Even before he stepped into his current position as head of global design of Subaru, Mamoru Ishii was already working on revamping the design language of his firm’s cars. The next evolution of Subaru styling will soon ripple across the lineup.
“Customers have stopped rejecting us because of design, but we’re not getting customers to buy because of design,” Ishii-san told Automotive News in a recent interview. Subaru sales have broken their own records eight years in a row in the US, but total sales are still under a million, a fraction of the numbers Toyota or Nissan puts up. Ishii believes that strong design is the next step to attracting new buyers.

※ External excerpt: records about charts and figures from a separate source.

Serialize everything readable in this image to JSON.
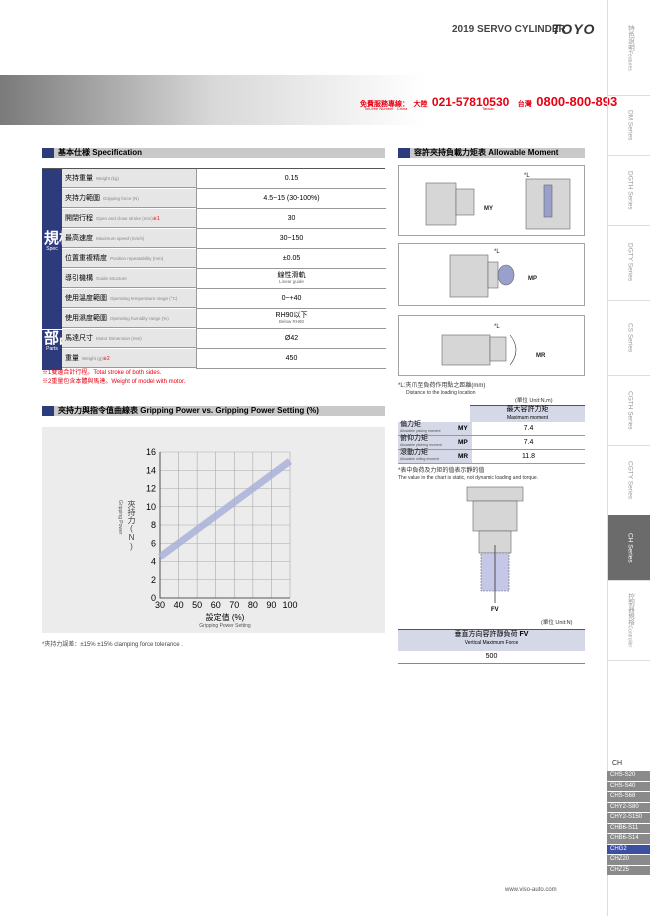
{
  "header": {
    "title": "2019 SERVO CYLINDER",
    "brand": "TOYO"
  },
  "hotline": {
    "label": "免費服務專線：",
    "label_en": "Toll-free Number",
    "china": "大陸",
    "china_en": "China",
    "china_number": "021-57810530",
    "taiwan": "台灣",
    "taiwan_en": "Taiwan",
    "taiwan_number": "0800-800-893"
  },
  "side_tabs": [
    {
      "label": "特色說明",
      "label_en": "Features"
    },
    {
      "label": "DM Series"
    },
    {
      "label": "DGTH Series"
    },
    {
      "label": "DGTY Series"
    },
    {
      "label": "CS Series"
    },
    {
      "label": "CGTH Series"
    },
    {
      "label": "CGTY Series"
    },
    {
      "label": "CH Series",
      "active": true
    },
    {
      "label": "控制器規格",
      "label_en": "Controller"
    }
  ],
  "model_list": {
    "title": "CH",
    "items": [
      "CHS-S20",
      "CHS-S40",
      "CHS-S68",
      "CHY2-S80",
      "CHY2-S150",
      "CHB6-S11",
      "CHB6-S14",
      "CHG2",
      "CHZ20",
      "CHZ25"
    ],
    "active": "CHG2"
  },
  "spec": {
    "title": "基本仕様",
    "title_en": "Specification",
    "group_spec": "規格",
    "group_spec_en": "Spec",
    "group_parts": "部品",
    "group_parts_en": "Parts",
    "rows": [
      {
        "label": "夾持重量",
        "label_en": "Weight (kg)",
        "value": "0.15"
      },
      {
        "label": "夾持力範圍",
        "label_en": "Gripping force (N)",
        "value": "4.5~15 (30-100%)"
      },
      {
        "label": "開閉行程",
        "label_en": "Open and close stroke (mm)",
        "mark": "※1",
        "value": "30"
      },
      {
        "label": "最高速度",
        "label_en": "Maximum speed (mm/s)",
        "value": "30~150"
      },
      {
        "label": "位置重複精度",
        "label_en": "Position repeatability (mm)",
        "value": "±0.05"
      },
      {
        "label": "導引機構",
        "label_en": "Guide structure",
        "value": "線性滑軌",
        "value_en": "Linear guide"
      },
      {
        "label": "使用溫度範圍",
        "label_en": "Operating temperature range (°C)",
        "value": "0~+40"
      },
      {
        "label": "使用濕度範圍",
        "label_en": "Operating humidity range (%)",
        "value": "RH90以下",
        "value_en": "Below RH90"
      },
      {
        "label": "馬達尺寸",
        "label_en": "Motor Dimension (mm)",
        "value": "Ø42"
      },
      {
        "label": "重量",
        "label_en": "Weight (g)",
        "mark": "※2",
        "value": "450"
      }
    ],
    "notes": [
      "※1雙邊合計行程。Total stroke of both sides.",
      "※2重量包含本體與馬達。Weight of model with motor."
    ]
  },
  "gripping": {
    "title": "夾持力與指令值曲線表",
    "title_en": "Gripping Power vs. Gripping Power Setting (%)",
    "chart": {
      "type": "line",
      "x": [
        30,
        100
      ],
      "values": [
        4.5,
        15
      ],
      "color": "#a9b1d9",
      "xlim": [
        30,
        100
      ],
      "ylim": [
        0,
        16
      ],
      "xticks": [
        30,
        40,
        50,
        60,
        70,
        80,
        90,
        100
      ],
      "yticks": [
        0,
        2,
        4,
        6,
        8,
        10,
        12,
        14,
        16
      ],
      "grid": true,
      "y_label": "夾持力(N)",
      "y_label_en": "Gripping Power",
      "x_label": "設定值 (%)",
      "x_label_en": "Gripping Power Setting"
    },
    "note": "*夾持力誤差：±15%  ±15% clamping force tolerance ."
  },
  "moment": {
    "title": "容許夾持負載力矩表",
    "title_en": "Allowable Moment",
    "diagrams": [
      {
        "label": "MY",
        "dim": "*L"
      },
      {
        "label": "MP",
        "dim": "*L"
      },
      {
        "label": "MR",
        "dim": "*L"
      }
    ],
    "note": "*L:夾爪至負荷作用點之距離(mm)",
    "note_en": "Distance to the loading location",
    "unit": "(單位  Unit:N.m)",
    "table_header": "最大容許力矩",
    "table_header_en": "Maximum moment",
    "rows": [
      {
        "label": "偏力矩",
        "label_en": "Allowable yawing moment",
        "symbol": "MY",
        "value": 7.4
      },
      {
        "label": "俯仰力矩",
        "label_en": "Allowable pitching moment",
        "symbol": "MP",
        "value": 7.4
      },
      {
        "label": "滾動力矩",
        "label_en": "Allowable rolling moment",
        "symbol": "MR",
        "value": 11.8
      }
    ],
    "static_note": "*表中負荷及力矩的值表示靜的值",
    "static_note_en": "The value in the chart is static, not dynamic loading and torque."
  },
  "vertical": {
    "diagram_label": "FV",
    "unit": "(單位  Unit:N)",
    "header": "垂直方向容許靜負荷",
    "symbol": "FV",
    "header_en": "Vertical Maximum Force",
    "value": 500
  },
  "footer": {
    "url": "www.viso-auto.com"
  }
}
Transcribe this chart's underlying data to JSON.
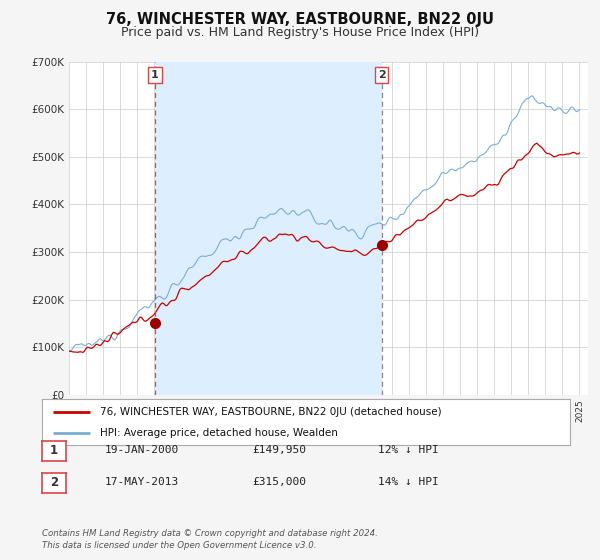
{
  "title": "76, WINCHESTER WAY, EASTBOURNE, BN22 0JU",
  "subtitle": "Price paid vs. HM Land Registry's House Price Index (HPI)",
  "ylim": [
    0,
    700000
  ],
  "yticks": [
    0,
    100000,
    200000,
    300000,
    400000,
    500000,
    600000,
    700000
  ],
  "ytick_labels": [
    "£0",
    "£100K",
    "£200K",
    "£300K",
    "£400K",
    "£500K",
    "£600K",
    "£700K"
  ],
  "xlim_start": 1995.0,
  "xlim_end": 2025.5,
  "background_color": "#f5f5f5",
  "plot_bg_color": "#ffffff",
  "shade_color": "#ddeeff",
  "grid_color": "#cccccc",
  "red_line_color": "#cc0000",
  "blue_line_color": "#7aadd4",
  "vline1_color": "#dd4444",
  "vline2_color": "#888888",
  "marker_color": "#990000",
  "marker1_x": 2000.05,
  "marker1_y": 149950,
  "marker2_x": 2013.38,
  "marker2_y": 315000,
  "vline1_x": 2000.05,
  "vline2_x": 2013.38,
  "legend_red_label": "76, WINCHESTER WAY, EASTBOURNE, BN22 0JU (detached house)",
  "legend_blue_label": "HPI: Average price, detached house, Wealden",
  "table_rows": [
    {
      "num": "1",
      "date": "19-JAN-2000",
      "price": "£149,950",
      "hpi": "12% ↓ HPI"
    },
    {
      "num": "2",
      "date": "17-MAY-2013",
      "price": "£315,000",
      "hpi": "14% ↓ HPI"
    }
  ],
  "footer_line1": "Contains HM Land Registry data © Crown copyright and database right 2024.",
  "footer_line2": "This data is licensed under the Open Government Licence v3.0.",
  "title_fontsize": 10.5,
  "subtitle_fontsize": 9
}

It is of course crucial for a man in his position to have good automotive taste, and apparently he does. In the story, it is revealed that the cars in his stable include a black Subaru R2 kei car, a black Outback, and a 1966 Sports 800, silver with red interior. With a boxer engine and rear-wheel-drive, it bears some similarity to other Fuji Heavies and was cited as inspiration for the BRZ. His first car was a second-generation Nissan Silvia and his hobbies include horseback riding.
Subaru came to the US with ignoble beginnings, its sole model, the 360 kei car, blatantly advertised as “Cheap and Ugly.” Since then, from the BRAT to the Baja, their designs have been most often described as “quirky” or “practical.”
While there have been flashes of brilliance — as with the fourth-generation Legacy — Subaru has mostly relied on technologies such as all-wheel-drive and rally-car performance to sell their cars.
We had very unbalanced models,” Ishii said in the interview. “The old Subaristas were compromising design for functionality.”
Ishii’s calls his new design language Dynamic X Solid. Key features will include a stance and surfacing described in the story as more rugged and sporty. Windshields will be more acutely raked, while fenders appear more chiseled.
The bracket-shaped headlights, said to invoke the horizontally opposed pistons of Subaru’s boxer engines, will be the new corporate face. With the new 5-sided grille, Ishii says the visage can be scaled up or down while maintaining brand cohesion. The tumblehome — the way the pillars curve towards the roof when viewed from front or rear — will be more acute as well, so the car looks more planted.
The first production car to wear this new suit will be the fifth-gen Impreza debuting this fall. Ishii described Subaru’s design department as quite possibly the smallest in the industry, but with his leadership — and his Sports 800 for inspiration — he hopes to make Subaru’s sense of style as strong as its sales growth.